En Francia existe un relevante debate parlamentario en torno al tema en la actualidad. A nivel académico se ha realizado una Tesis doctoral en el año 2000, presentada en la Universidad de Burdeos dirigida por el Prof. Bouvard y realizada por el Paidopsiquiatra Stéphane Nadaud , que incluye el seguimiento de 58 niñ@s de una cuarentena de parejas homoparentales que ejercían la guarda legal y se actualiza en la publicación posterior de un libro sobre el tema donde arriesga desde la formulación del título: La homoparentalidad: ¿Una nueva oportunidad para la familia?.
En España el Colegio Oficial de Psicólogos de Madrid y el Departamento de Psicología Evolutiva de la Universidad de Sevilla han realizado un estudio financiado por la Oficina del Defensor del Menor de la Comunidad de Madrid, siendo su Presidente el Sr. Ruiz Gallardón, cuyos resultados se han venido presentando en diversos foros científicos y profesionales españoles durante los dos últimos años . Una completa revisión sobre la bibliografía del tema ha sido realizada por Portugal y Aráuxo y por Frías, Pascual y Monteverde con anterioridad . Basados en estos tres últimos trabajos y en nuestra propia búsqueda bibliográfica, hemos sistematizado las características investigadas en los diferentes trabajos científicos en los que no había diferencias significativas entre los hij@s de familias homoparentales en relación a los hij@s de familias convencionales heteroparentales, algunos datos en que aventajan los hij@s de familias homoparentales, así como algunos otros datos de interés, como los estudios relativos a la capacidad de ejercer la parentalidad de las parejas homosexuales en relación a las heteresexuales.
En resumen, las conclusiones básicas y coincidentes de todos estos estudios y declaraciones institucionales basadas en ellos son las siguientes: El desarrollo psico-social de los niñ@s adoptados y criados en familias homoparentales adquieren niveles cognitivos, de habilidades y competencias sociales, de relación con otros chic@s y personas adultas y de identidad sexual que son totalmente equiparables con los niñ@s que se educan y desarrollan en familias de corte heterosexual convencional. El trabajo desarrollado bajo los auspicios de la Comunidad de Madrid aporta dos conclusiones en las que había una pequeña diferencia, sin llegar a ser significativa estadísticamente : Los hij@s de parejas homoparentales mostraban una mayor tolerancia a la hora de aceptar vivencias sexuales diferenciadas (en concreto hacia la homosexualidad) y mostraban una mayor flexibilidad en la relación entre tareas del hogar y roles sexuales, ambos de un gran interés y proyección educativa a la hora del respeto y trasmisión de valores de convivencia y sociales.

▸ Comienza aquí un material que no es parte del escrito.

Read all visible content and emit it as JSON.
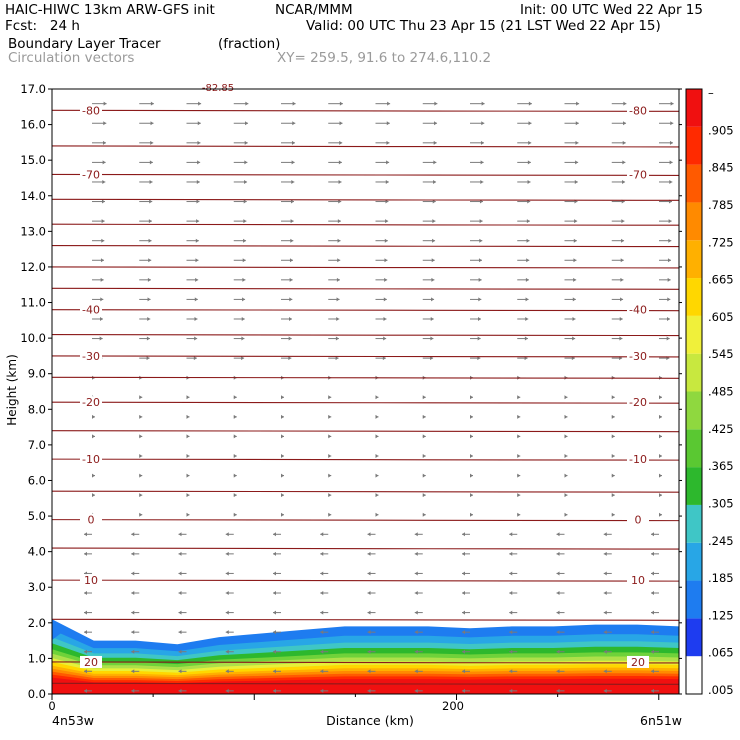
{
  "header": {
    "model": "HAIC-HIWC 13km ARW-GFS init",
    "org": "NCAR/MMM",
    "init": "Init: 00 UTC Wed 22 Apr 15",
    "fcst": "Fcst:   24 h",
    "valid": "Valid: 00 UTC Thu 23 Apr 15 (21 LST Wed 22 Apr 15)",
    "field": "Boundary Layer Tracer",
    "units": "(fraction)",
    "vectors": "Circulation vectors",
    "xy": "XY= 259.5, 91.6 to 274.6,110.2"
  },
  "colors": {
    "contour": "#8b1a1a",
    "vector": "#7a7a7a",
    "shading": [
      "#ffffff",
      "#1e7cf0",
      "#28a6e6",
      "#3fc6c6",
      "#2db82d",
      "#6fd23a",
      "#aee04a",
      "#e8f03a",
      "#ffd700",
      "#ffb000",
      "#ff8a00",
      "#ff5a00",
      "#ff2a00",
      "#f01010"
    ]
  },
  "chart_data": {
    "type": "heatmap",
    "title": "Boundary Layer Tracer",
    "units": "(fraction)",
    "overlay": "Circulation vectors",
    "xlabel": "Distance (km)",
    "ylabel": "Height (km)",
    "xlim": [
      0,
      310
    ],
    "ylim": [
      0,
      17
    ],
    "x_tick_labels": [
      {
        "x": 0,
        "label": "0"
      },
      {
        "x": 200,
        "label": "200"
      }
    ],
    "x_end_labels": {
      "left": "4n53w",
      "right": "6n51w"
    },
    "y_ticks": [
      0.0,
      1.0,
      2.0,
      3.0,
      4.0,
      5.0,
      6.0,
      7.0,
      8.0,
      9.0,
      10.0,
      11.0,
      12.0,
      13.0,
      14.0,
      15.0,
      16.0,
      17.0
    ],
    "y_tick_labels": [
      "0.0",
      "1.0",
      "2.0",
      "3.0",
      "4.0",
      "5.0",
      "6.0",
      "7.0",
      "8.0",
      "9.0",
      "10.0",
      "11.0",
      "12.0",
      "13.0",
      "14.0",
      "15.0",
      "16.0",
      "17.0"
    ],
    "colorbar_labels": [
      "–",
      ".905",
      ".845",
      ".785",
      ".725",
      ".665",
      ".605",
      ".545",
      ".485",
      ".425",
      ".365",
      ".305",
      ".245",
      ".185",
      ".125",
      ".065",
      ".005"
    ],
    "temperature_contours": [
      {
        "level": "-80",
        "height": 16.4
      },
      {
        "level": "-70",
        "height": 14.6
      },
      {
        "level": "-40",
        "height": 10.8
      },
      {
        "level": "-30",
        "height": 9.5
      },
      {
        "level": "-20",
        "height": 8.2
      },
      {
        "level": "-10",
        "height": 6.6
      },
      {
        "level": "0",
        "height": 4.9
      },
      {
        "level": "10",
        "height": 3.2
      },
      {
        "level": "20",
        "height": 0.9
      }
    ],
    "unlabeled_contour_heights": [
      15.4,
      13.9,
      13.2,
      12.6,
      12.0,
      11.4,
      10.1,
      8.9,
      7.4,
      5.7,
      4.1,
      2.1,
      0.3
    ],
    "top_label": "-82.85",
    "tracer_top_height": [
      2.1,
      1.5,
      1.5,
      1.4,
      1.6,
      1.7,
      1.8,
      1.9,
      1.9,
      1.9,
      1.85,
      1.9,
      1.9,
      1.95,
      1.95,
      1.9
    ],
    "wind_direction_boundary_height": 5.0
  },
  "axes": {
    "xlabel": "Distance (km)",
    "ylabel": "Height (km)",
    "left_end": "4n53w",
    "right_end": "6n51w",
    "x_tick_0": "0",
    "x_tick_200": "200"
  }
}
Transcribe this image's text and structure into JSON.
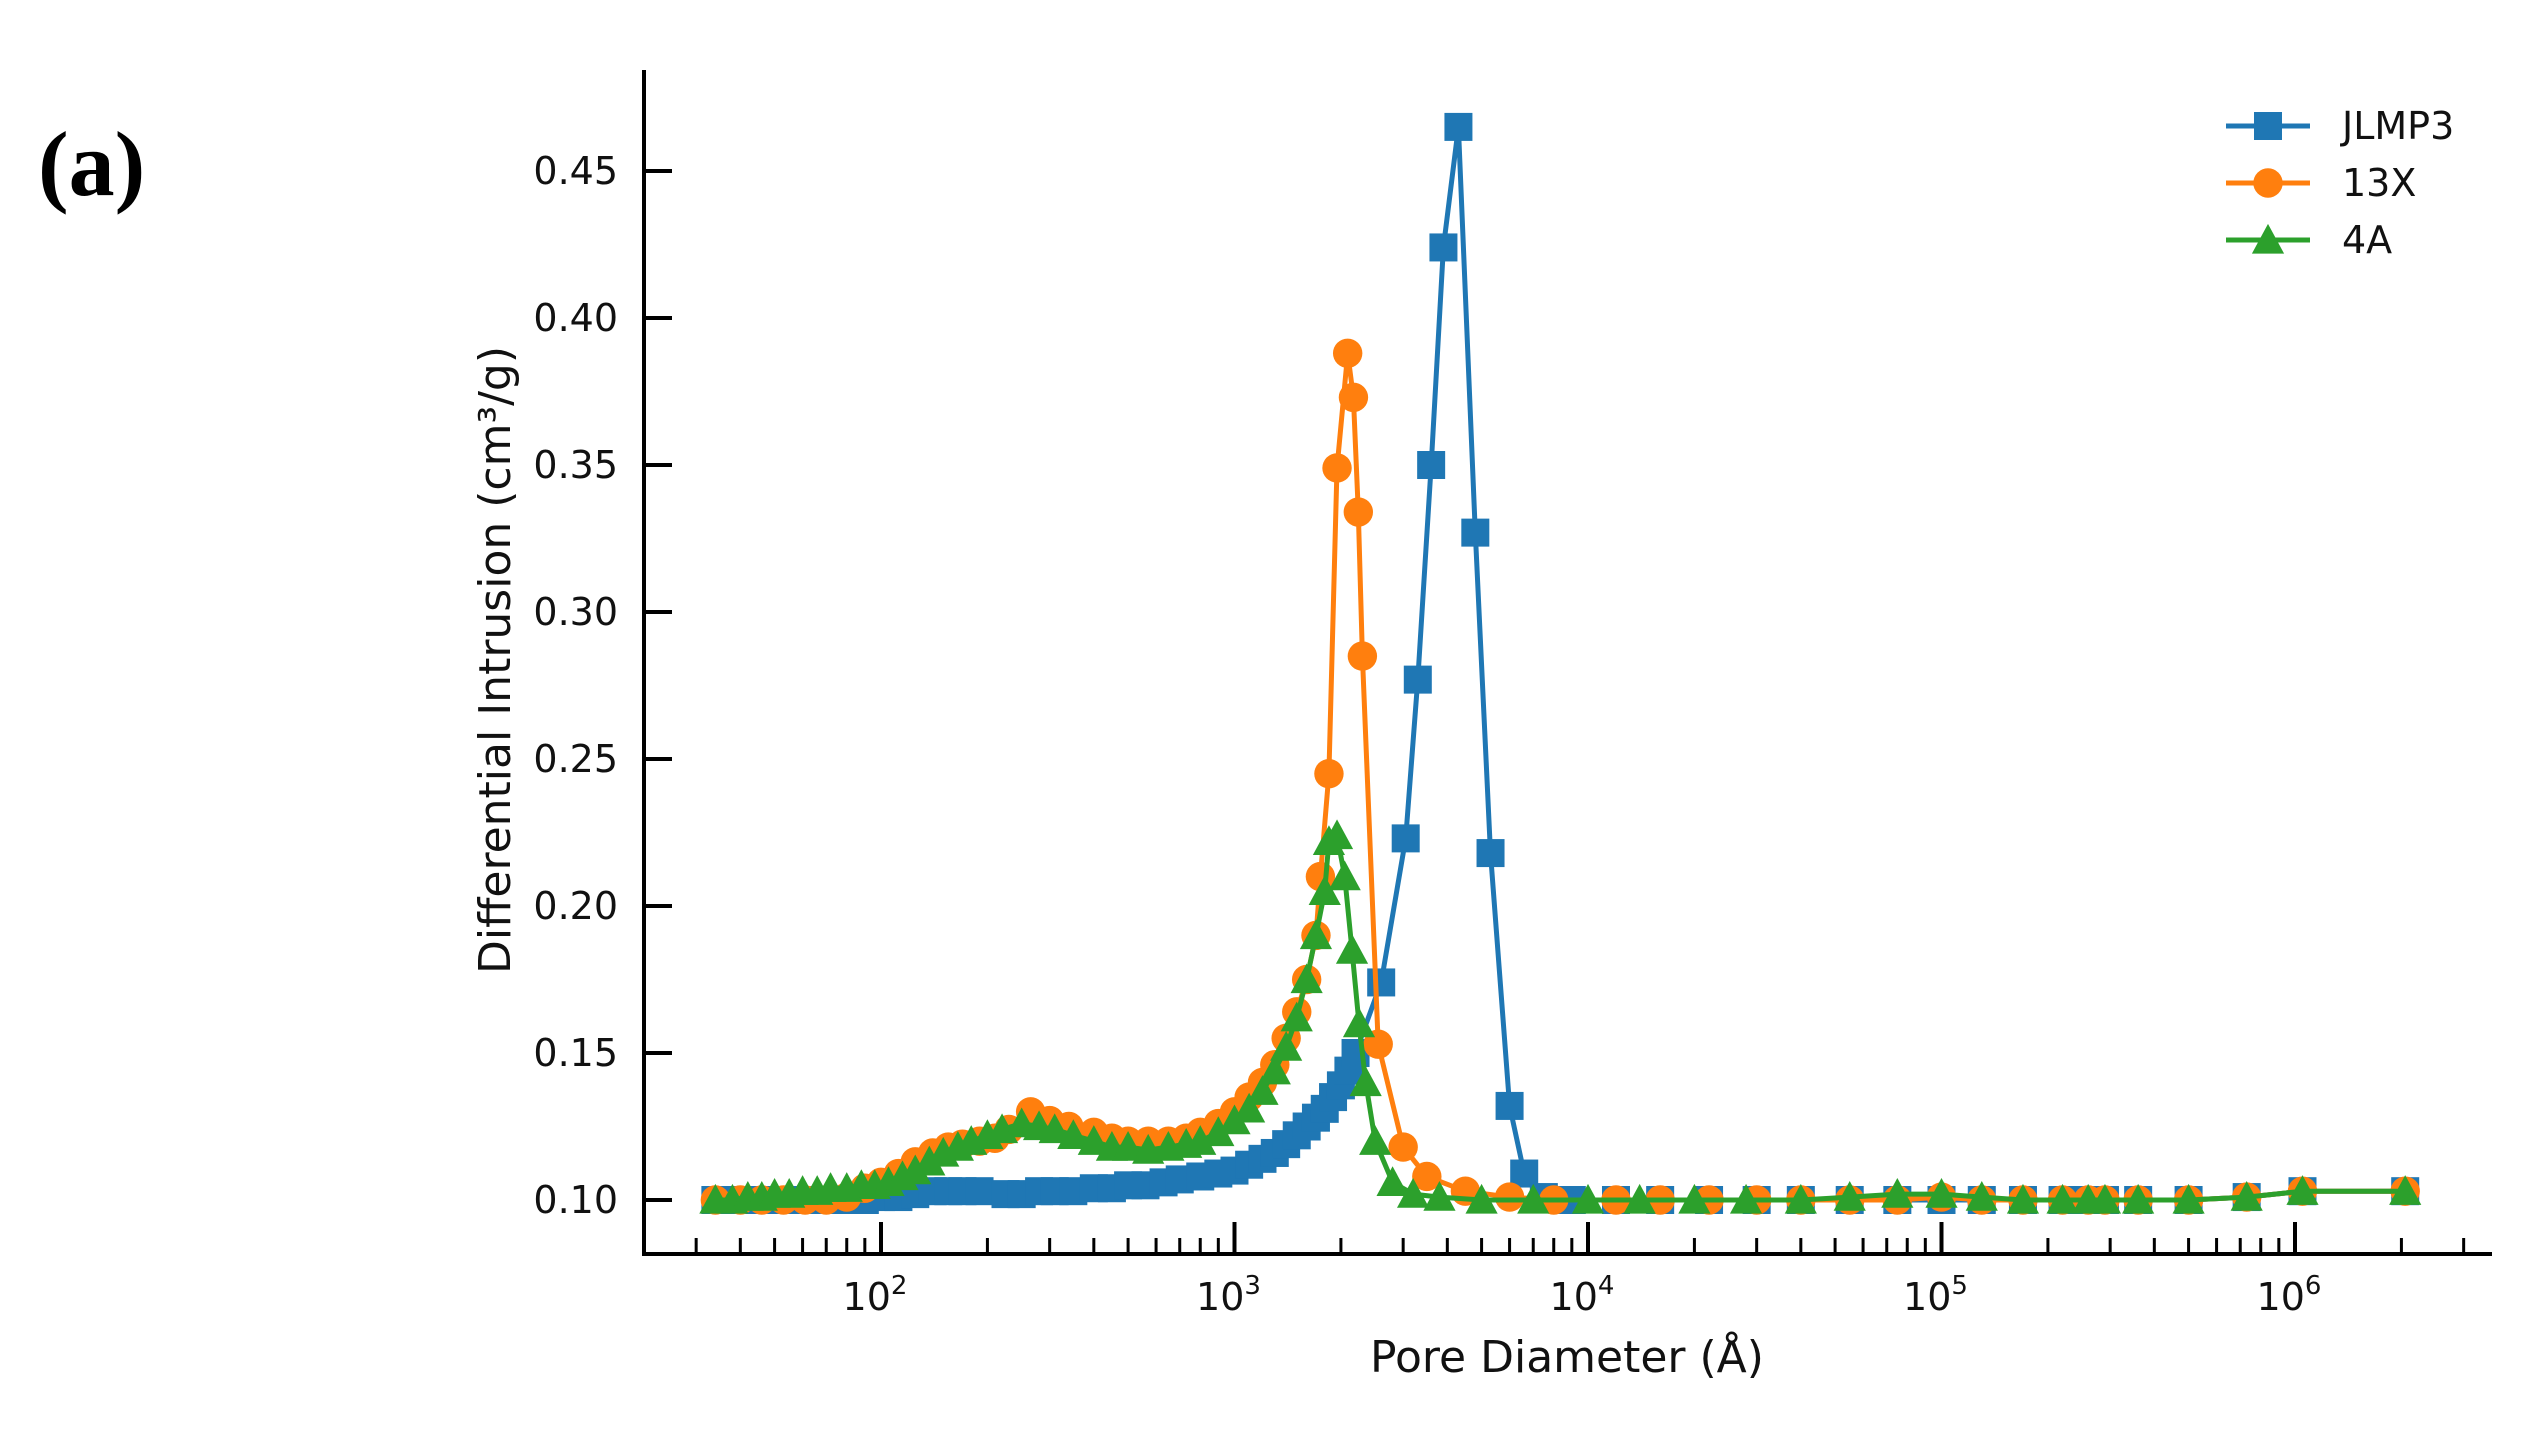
{
  "figure": {
    "panel_label": "(a)"
  },
  "chart_data": {
    "type": "line",
    "title": "",
    "xlabel": "Pore Diameter (Å)",
    "ylabel": "Differential Intrusion (cm³/g)",
    "xscale": "log",
    "xlim": [
      20,
      4000000
    ],
    "ylim": [
      0.082,
      0.478
    ],
    "x_ticks": [
      {
        "value": 100,
        "label": "10",
        "exp": "2"
      },
      {
        "value": 1000,
        "label": "10",
        "exp": "3"
      },
      {
        "value": 10000,
        "label": "10",
        "exp": "4"
      },
      {
        "value": 100000,
        "label": "10",
        "exp": "5"
      },
      {
        "value": 1000000,
        "label": "10",
        "exp": "6"
      }
    ],
    "y_ticks": [
      0.1,
      0.15,
      0.2,
      0.25,
      0.3,
      0.35,
      0.4,
      0.45
    ],
    "y_tick_labels": [
      "0.10",
      "0.15",
      "0.20",
      "0.25",
      "0.30",
      "0.35",
      "0.40",
      "0.45"
    ],
    "grid": false,
    "legend_position": "upper right",
    "series": [
      {
        "name": "JLMP3",
        "color": "#1f77b4",
        "marker": "square",
        "x": [
          34,
          40,
          46,
          53,
          61,
          70,
          80,
          90,
          100,
          112,
          125,
          140,
          155,
          170,
          190,
          225,
          250,
          280,
          310,
          350,
          400,
          450,
          500,
          560,
          630,
          700,
          800,
          900,
          1000,
          1100,
          1200,
          1300,
          1400,
          1500,
          1600,
          1700,
          1800,
          1900,
          2000,
          2100,
          2200,
          2600,
          3050,
          3300,
          3600,
          3900,
          4300,
          4800,
          5300,
          6000,
          6600,
          7500,
          9000,
          12000,
          16000,
          22000,
          30000,
          40000,
          55000,
          75000,
          100000,
          130000,
          170000,
          220000,
          260000,
          290000,
          360000,
          500000,
          730000,
          1050000,
          2050000
        ],
        "y": [
          0.1,
          0.1,
          0.1,
          0.1,
          0.1,
          0.1,
          0.1,
          0.1,
          0.101,
          0.101,
          0.102,
          0.103,
          0.103,
          0.103,
          0.103,
          0.102,
          0.102,
          0.103,
          0.103,
          0.103,
          0.104,
          0.104,
          0.105,
          0.105,
          0.106,
          0.107,
          0.108,
          0.109,
          0.11,
          0.112,
          0.114,
          0.116,
          0.119,
          0.122,
          0.125,
          0.128,
          0.131,
          0.135,
          0.139,
          0.144,
          0.15,
          0.174,
          0.223,
          0.277,
          0.35,
          0.424,
          0.465,
          0.327,
          0.218,
          0.132,
          0.109,
          0.101,
          0.1,
          0.1,
          0.1,
          0.1,
          0.1,
          0.1,
          0.1,
          0.1,
          0.1,
          0.1,
          0.1,
          0.1,
          0.1,
          0.1,
          0.1,
          0.1,
          0.101,
          0.103,
          0.103
        ]
      },
      {
        "name": "13X",
        "color": "#ff7f0e",
        "marker": "circle",
        "x": [
          34,
          40,
          46,
          53,
          61,
          70,
          80,
          90,
          100,
          112,
          125,
          140,
          155,
          170,
          190,
          210,
          230,
          265,
          300,
          340,
          400,
          450,
          500,
          570,
          650,
          730,
          800,
          900,
          1000,
          1100,
          1200,
          1300,
          1400,
          1500,
          1600,
          1700,
          1750,
          1850,
          1950,
          2090,
          2170,
          2240,
          2300,
          2550,
          3000,
          3500,
          4500,
          6000,
          8000,
          12000,
          16000,
          22000,
          30000,
          40000,
          55000,
          75000,
          100000,
          130000,
          170000,
          220000,
          260000,
          290000,
          360000,
          500000,
          730000,
          1050000,
          2050000
        ],
        "y": [
          0.1,
          0.1,
          0.1,
          0.1,
          0.1,
          0.1,
          0.101,
          0.104,
          0.106,
          0.109,
          0.113,
          0.116,
          0.118,
          0.119,
          0.12,
          0.121,
          0.124,
          0.13,
          0.127,
          0.125,
          0.123,
          0.121,
          0.12,
          0.12,
          0.12,
          0.121,
          0.123,
          0.126,
          0.13,
          0.135,
          0.14,
          0.146,
          0.155,
          0.164,
          0.175,
          0.19,
          0.21,
          0.245,
          0.349,
          0.388,
          0.373,
          0.334,
          0.285,
          0.153,
          0.118,
          0.108,
          0.103,
          0.101,
          0.1,
          0.1,
          0.1,
          0.1,
          0.1,
          0.1,
          0.1,
          0.1,
          0.101,
          0.1,
          0.1,
          0.1,
          0.1,
          0.1,
          0.1,
          0.1,
          0.101,
          0.103,
          0.103
        ]
      },
      {
        "name": "4A",
        "color": "#2ca02c",
        "marker": "triangle",
        "x": [
          34,
          38,
          42,
          46,
          50,
          55,
          60,
          66,
          72,
          80,
          88,
          96,
          105,
          115,
          125,
          137,
          150,
          165,
          180,
          200,
          220,
          250,
          280,
          310,
          350,
          400,
          450,
          500,
          570,
          650,
          730,
          800,
          900,
          1000,
          1100,
          1200,
          1300,
          1400,
          1500,
          1600,
          1700,
          1800,
          1850,
          1950,
          2050,
          2150,
          2250,
          2350,
          2500,
          2800,
          3200,
          3800,
          5000,
          7000,
          10000,
          14000,
          20000,
          28000,
          40000,
          55000,
          75000,
          100000,
          130000,
          170000,
          220000,
          260000,
          290000,
          360000,
          500000,
          730000,
          1050000,
          2050000
        ],
        "y": [
          0.1,
          0.1,
          0.101,
          0.101,
          0.102,
          0.102,
          0.103,
          0.103,
          0.104,
          0.104,
          0.105,
          0.105,
          0.106,
          0.108,
          0.11,
          0.113,
          0.116,
          0.118,
          0.12,
          0.122,
          0.124,
          0.126,
          0.125,
          0.124,
          0.122,
          0.12,
          0.118,
          0.118,
          0.117,
          0.118,
          0.119,
          0.12,
          0.123,
          0.127,
          0.131,
          0.137,
          0.144,
          0.152,
          0.162,
          0.175,
          0.19,
          0.205,
          0.222,
          0.224,
          0.21,
          0.185,
          0.16,
          0.14,
          0.12,
          0.106,
          0.102,
          0.101,
          0.1,
          0.1,
          0.1,
          0.1,
          0.1,
          0.1,
          0.1,
          0.101,
          0.102,
          0.102,
          0.101,
          0.1,
          0.1,
          0.1,
          0.1,
          0.1,
          0.1,
          0.101,
          0.103,
          0.103
        ]
      }
    ]
  }
}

Solamente tenemos constancia de un metanálisis realizado sobre este tema por el equipo formado por M. Allen y N.Burell del Departamento de Comunicación de la Universidad de Wisconsin-Milwaukee (1996). El contexto de dicho estudio se realiza para averiguar el impacto en los hijos, según la orientación sexual de los padres, en los procedimientos de protección y custodia, para lo que establecen la evaluación de las siguientes variables del estudio: Recogida de información en adultos (padres y profesores) y en niños sobren: Estilos de parentalidad, ajuste-desajuste emocional (psicopatología) y orientación sexual de los niños. Estos autores establecen que no existen diferencias en ninguna de las variables estudiadas entre los padres homosexuales y heterosexuales, teniendo para dicha afirmación un intérvalo de confianza del 99% para la media de las correlaciones, lo que indica que la posibilidad de diferencias mayores en base a muestras mayores entre ambas muestras son pequeñas. También afirman que el impacto de las figuras parentales en el desarrollo del niño es importante en muchos aspectos del desarrollo infantil, pero ese impacto no es significativo a la hora de determinar la futura orientación sexual del niño.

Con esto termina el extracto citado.